The bad bit? There's no 3G, so any Web browsing you do will be on the slow side. But let's face it -- this is a phone for toting, not for nerding it up on the Internet.

In general we're not huge on touch-activated controls because they can be temperamental, but the Prada phone behaves pretty well and is easy to use. Your instincts will tell you to push firmly with your fingers and lift them off the screen between presses, but we found that the phone responds to much lighter contact. Scrolling can be problematic -- our attempts to drag the scrollbar achieved nothing, and we ended up resorting to using the up/down keys on the side of the phone to navigate through lists and images.

The camera did well for two megapixels, but we found the placement of the lens awkward -- it's too close to the edge of the phone. The autofocus took a few seconds to settle before snaps were taken, but resulted in a blur-free image.

We had one major problem with the KE850. The texting experience made us want to stab ourselves in the face with a toasting fork.
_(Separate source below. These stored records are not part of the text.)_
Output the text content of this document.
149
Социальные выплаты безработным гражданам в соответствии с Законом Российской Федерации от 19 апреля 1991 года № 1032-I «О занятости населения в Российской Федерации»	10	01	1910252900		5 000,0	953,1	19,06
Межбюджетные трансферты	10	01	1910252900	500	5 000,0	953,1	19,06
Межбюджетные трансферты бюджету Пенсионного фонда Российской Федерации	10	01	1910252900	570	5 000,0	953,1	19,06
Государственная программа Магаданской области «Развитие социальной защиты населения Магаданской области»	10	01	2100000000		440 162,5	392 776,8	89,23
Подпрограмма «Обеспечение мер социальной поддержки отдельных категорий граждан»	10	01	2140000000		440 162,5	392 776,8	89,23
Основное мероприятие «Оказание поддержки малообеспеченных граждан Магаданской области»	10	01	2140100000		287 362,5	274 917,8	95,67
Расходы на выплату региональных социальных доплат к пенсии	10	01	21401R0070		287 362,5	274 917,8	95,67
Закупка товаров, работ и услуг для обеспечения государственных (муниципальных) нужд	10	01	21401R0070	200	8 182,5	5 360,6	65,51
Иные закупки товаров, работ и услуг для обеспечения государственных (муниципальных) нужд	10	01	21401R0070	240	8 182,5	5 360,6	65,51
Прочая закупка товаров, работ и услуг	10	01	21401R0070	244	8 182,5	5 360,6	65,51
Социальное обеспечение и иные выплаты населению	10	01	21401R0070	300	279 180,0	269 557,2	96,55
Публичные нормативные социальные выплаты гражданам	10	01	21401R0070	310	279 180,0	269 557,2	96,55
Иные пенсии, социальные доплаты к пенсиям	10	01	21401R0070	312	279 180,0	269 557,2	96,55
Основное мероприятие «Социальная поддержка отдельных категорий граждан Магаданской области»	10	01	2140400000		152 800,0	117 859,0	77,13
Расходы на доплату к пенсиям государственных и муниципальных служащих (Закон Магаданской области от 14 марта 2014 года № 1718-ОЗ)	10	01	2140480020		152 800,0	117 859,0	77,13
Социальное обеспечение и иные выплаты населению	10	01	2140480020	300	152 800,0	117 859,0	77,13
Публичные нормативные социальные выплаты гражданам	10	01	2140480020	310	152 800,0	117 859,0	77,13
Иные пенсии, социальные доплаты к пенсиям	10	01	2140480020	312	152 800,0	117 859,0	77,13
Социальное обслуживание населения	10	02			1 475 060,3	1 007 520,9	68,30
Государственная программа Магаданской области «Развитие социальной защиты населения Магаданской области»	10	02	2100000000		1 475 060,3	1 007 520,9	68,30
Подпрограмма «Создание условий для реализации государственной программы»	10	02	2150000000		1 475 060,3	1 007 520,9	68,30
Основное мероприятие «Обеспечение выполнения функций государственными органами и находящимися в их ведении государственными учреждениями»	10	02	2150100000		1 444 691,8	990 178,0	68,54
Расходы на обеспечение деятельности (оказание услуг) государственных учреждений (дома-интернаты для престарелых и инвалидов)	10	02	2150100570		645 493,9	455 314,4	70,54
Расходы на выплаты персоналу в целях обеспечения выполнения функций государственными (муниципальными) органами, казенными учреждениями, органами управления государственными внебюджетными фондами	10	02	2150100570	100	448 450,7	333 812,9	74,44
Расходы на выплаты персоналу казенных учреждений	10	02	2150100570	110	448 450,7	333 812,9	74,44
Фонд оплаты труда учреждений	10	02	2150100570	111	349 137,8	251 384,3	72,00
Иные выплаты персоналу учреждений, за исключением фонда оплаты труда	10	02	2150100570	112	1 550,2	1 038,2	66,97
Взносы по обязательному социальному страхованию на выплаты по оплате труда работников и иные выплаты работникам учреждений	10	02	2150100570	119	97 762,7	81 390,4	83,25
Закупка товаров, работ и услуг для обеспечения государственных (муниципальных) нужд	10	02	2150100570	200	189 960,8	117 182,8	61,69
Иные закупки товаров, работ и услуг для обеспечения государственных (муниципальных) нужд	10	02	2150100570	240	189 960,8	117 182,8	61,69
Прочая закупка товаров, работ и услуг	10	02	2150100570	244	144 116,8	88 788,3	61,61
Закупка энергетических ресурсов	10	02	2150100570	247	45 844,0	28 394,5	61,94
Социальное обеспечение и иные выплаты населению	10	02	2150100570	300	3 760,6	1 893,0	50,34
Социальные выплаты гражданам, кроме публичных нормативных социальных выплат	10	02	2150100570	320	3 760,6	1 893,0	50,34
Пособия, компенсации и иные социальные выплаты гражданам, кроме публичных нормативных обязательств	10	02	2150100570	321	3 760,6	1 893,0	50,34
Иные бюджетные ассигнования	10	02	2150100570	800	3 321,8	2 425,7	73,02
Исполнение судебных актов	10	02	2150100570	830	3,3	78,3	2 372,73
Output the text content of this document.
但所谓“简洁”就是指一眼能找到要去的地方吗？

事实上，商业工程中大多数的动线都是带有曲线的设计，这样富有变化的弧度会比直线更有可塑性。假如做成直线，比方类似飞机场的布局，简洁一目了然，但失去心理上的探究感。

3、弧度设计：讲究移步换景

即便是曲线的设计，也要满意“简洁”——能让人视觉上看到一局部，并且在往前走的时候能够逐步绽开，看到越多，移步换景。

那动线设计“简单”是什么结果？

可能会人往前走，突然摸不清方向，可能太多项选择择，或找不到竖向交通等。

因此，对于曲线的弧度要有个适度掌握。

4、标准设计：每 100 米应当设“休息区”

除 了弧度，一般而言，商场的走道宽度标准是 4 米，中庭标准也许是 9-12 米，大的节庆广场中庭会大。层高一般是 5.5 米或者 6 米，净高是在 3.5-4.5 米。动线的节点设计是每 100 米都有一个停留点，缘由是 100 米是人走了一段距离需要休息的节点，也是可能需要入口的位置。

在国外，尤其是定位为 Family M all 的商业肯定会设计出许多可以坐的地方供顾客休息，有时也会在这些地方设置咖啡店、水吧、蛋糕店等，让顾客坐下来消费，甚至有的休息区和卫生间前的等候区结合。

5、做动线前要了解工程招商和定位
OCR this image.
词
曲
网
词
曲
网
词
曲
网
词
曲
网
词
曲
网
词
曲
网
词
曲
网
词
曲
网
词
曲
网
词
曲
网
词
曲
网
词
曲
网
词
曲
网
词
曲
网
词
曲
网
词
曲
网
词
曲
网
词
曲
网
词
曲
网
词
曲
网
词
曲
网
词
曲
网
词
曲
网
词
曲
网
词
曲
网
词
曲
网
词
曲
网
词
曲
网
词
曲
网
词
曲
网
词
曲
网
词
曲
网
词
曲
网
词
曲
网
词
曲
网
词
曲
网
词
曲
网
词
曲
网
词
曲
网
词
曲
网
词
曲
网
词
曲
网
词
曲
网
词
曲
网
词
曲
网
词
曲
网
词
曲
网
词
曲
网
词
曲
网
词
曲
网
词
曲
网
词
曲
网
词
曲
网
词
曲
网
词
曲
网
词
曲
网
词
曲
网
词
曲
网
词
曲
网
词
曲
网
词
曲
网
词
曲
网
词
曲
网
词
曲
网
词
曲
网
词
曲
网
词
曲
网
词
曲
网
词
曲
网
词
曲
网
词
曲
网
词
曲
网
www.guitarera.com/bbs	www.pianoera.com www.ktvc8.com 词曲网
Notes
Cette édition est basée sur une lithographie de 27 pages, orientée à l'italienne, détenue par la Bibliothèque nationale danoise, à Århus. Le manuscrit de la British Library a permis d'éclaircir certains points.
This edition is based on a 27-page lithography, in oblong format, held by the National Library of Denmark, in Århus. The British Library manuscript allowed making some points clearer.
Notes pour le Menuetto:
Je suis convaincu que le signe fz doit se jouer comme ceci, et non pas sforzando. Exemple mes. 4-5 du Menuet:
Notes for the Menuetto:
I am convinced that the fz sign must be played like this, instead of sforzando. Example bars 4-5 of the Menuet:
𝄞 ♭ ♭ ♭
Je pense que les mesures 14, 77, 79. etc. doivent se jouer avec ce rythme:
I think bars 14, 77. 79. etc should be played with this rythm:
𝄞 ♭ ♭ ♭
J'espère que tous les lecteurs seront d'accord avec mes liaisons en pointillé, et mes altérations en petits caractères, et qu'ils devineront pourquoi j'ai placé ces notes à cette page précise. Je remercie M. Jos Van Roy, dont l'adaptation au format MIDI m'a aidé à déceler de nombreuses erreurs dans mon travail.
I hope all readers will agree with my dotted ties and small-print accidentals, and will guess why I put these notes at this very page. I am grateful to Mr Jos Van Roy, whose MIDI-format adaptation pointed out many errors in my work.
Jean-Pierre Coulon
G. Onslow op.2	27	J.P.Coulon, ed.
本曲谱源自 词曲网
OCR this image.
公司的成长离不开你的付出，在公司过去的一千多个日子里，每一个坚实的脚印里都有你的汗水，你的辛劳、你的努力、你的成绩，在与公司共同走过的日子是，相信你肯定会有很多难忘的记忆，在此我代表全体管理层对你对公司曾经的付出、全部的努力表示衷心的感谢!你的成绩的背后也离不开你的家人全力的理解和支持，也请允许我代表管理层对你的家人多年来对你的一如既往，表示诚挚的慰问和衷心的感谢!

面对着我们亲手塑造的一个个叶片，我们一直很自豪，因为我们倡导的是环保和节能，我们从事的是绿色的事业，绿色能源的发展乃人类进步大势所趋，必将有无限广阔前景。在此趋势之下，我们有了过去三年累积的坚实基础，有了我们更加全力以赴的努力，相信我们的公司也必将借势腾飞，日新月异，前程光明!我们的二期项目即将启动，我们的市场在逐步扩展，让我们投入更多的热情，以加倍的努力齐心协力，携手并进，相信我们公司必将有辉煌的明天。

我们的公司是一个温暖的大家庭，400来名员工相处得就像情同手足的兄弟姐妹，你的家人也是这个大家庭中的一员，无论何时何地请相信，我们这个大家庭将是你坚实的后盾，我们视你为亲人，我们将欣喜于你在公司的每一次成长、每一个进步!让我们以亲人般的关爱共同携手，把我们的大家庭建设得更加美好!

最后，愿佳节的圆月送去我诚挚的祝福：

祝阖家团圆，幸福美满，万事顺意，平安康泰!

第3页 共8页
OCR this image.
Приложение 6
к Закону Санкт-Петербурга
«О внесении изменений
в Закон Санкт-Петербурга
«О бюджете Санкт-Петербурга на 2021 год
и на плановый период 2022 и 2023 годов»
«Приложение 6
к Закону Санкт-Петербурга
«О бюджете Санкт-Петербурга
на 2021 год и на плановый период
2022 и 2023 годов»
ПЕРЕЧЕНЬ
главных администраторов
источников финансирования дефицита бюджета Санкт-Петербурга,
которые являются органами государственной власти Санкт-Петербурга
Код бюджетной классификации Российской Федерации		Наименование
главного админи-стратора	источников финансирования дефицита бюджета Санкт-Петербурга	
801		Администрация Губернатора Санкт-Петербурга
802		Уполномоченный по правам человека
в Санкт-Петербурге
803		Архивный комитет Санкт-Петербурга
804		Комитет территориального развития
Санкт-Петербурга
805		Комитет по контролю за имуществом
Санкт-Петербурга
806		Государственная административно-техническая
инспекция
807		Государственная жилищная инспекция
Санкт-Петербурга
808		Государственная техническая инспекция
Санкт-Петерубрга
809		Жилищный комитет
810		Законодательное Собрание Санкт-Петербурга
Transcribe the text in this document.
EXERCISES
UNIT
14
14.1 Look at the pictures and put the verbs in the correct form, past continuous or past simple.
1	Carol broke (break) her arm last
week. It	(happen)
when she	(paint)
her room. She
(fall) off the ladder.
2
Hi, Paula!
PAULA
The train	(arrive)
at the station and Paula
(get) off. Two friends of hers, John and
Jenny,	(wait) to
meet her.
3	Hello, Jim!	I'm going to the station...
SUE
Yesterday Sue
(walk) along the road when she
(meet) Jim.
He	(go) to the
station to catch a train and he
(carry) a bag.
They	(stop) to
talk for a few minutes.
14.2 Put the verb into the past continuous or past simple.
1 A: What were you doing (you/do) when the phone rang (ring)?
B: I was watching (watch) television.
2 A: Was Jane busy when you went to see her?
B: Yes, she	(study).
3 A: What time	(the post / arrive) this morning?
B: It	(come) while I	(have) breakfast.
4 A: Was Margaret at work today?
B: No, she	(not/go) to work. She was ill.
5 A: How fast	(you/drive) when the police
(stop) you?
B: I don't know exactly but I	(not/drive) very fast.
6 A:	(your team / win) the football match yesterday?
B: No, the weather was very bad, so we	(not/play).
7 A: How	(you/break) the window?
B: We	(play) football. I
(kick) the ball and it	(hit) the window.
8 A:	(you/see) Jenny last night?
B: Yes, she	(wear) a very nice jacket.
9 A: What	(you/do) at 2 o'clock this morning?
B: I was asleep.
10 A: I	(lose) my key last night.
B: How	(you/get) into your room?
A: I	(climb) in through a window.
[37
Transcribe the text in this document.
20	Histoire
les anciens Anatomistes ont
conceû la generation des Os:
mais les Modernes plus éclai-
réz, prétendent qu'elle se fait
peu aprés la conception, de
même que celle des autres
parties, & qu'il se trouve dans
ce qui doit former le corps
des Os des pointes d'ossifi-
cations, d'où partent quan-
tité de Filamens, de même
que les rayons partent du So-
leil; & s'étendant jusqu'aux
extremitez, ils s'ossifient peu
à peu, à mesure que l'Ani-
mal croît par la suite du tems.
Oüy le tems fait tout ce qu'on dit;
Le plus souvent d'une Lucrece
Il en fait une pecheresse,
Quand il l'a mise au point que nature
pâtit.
Switching to capital letters, typing words unrecognised by the T9 dictionary and inserting numbers all took far more time and effort than we're used to. The touch interface also occasionally fails to register a key press. If you're accustomed to speedy SMS using a traditional keypad, you will be frustrated by the textual limitations of the Prada handset.

The KE850 is a gorgeous piece of hardware, and the touchscreen works better than expected, but the lack of 3G and the trialling experience of texting hold it back from greatness. As befits a Prada product, it's elegant, expensive and impractical. Fashion fiends will go mad for it.